Emily Blunt and Jon Krasinsky together portray a deeply romantic couple, coming together for each other and their children in some of the most horrifying situationss imaginable. Blunt’s performance, on reflection, is my favorite in the film: her tender love for Krasinsky and their children adds such humanity to this apocalyptic world, as does her indomitable determination and resiliency, which is ever haunted by loss and the fear of further loss.
The kids are great too, especially eldest child Regan Abbots, played by Millicent Simmonds; one of the few deaf actors I’ve seen in a movie. Her performance feels refreshingly honest, real, in her conflict over her past actions, and her strained relationship with her father. It’s a joy, as someone who attends a college with a major deaf population, to see a deaf character, portrayed by a deaf actor, being so expressive through face, gesture, and natively-fluent ASL. I also loved seeing cochlear implants (functional, broken, or somewhere inbetween …) being a major artifact of her character, and of the film’s plot.

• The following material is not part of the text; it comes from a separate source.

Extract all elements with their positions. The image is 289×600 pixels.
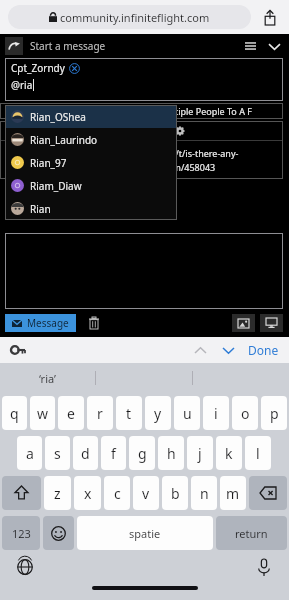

The most memorable Horror and Thriller movies use their soundtracks to enhance the danger their characters face, build the viewer’s suspense, and act as an auditory embodiment of the visual terror on screen. Think of the ominously escalating Jaws theme, or the screeching, manic violins of Psycho, or the heart-pounding theme of serial killer Michael Myers.
In A Quiet Place, the soundtrack emphatically does more by doing, and being less. Krasinsky uses silence the way Spielberg or Hitchcock use music. Knowing the “rules” of the movie’s monsters, we as the audience share the characters’ tip-toeing, anxiety-inducing exploration of abandoned drug stores and woodland paths. The movie quickly trains us to dread any sudden sound rising above a soft rustle. There is background noise, of course: the wind blows through the leaves and the crops, woodland critters occasionally skitter here and there, rivers run somewhere in the distance.
But the Silence is the defining force of the film’s world, brutally enforced by the dreaad-creatures the characters scarcely understand the origin of, much less can identify an exploitable weakness in. Silence is the characters’ open air prison. Silence is the final fate of a world depopulated of human civilization in less than a single year.
Whenever the Silence stops, we as the audience freeze, perk up our ears, and grip our seats, wondering how, or if, our admirable survivors will get out of this one.
There is music, don’t worry. It’s simple, and it creeps in, here and there, complementing some of the genuinely pretty rural scenes, and pumping up the intensity of scenes when the Death Angels lurk. But music is always the junior partner to the silence in A Quiet Place, and that junior role is where it plays best.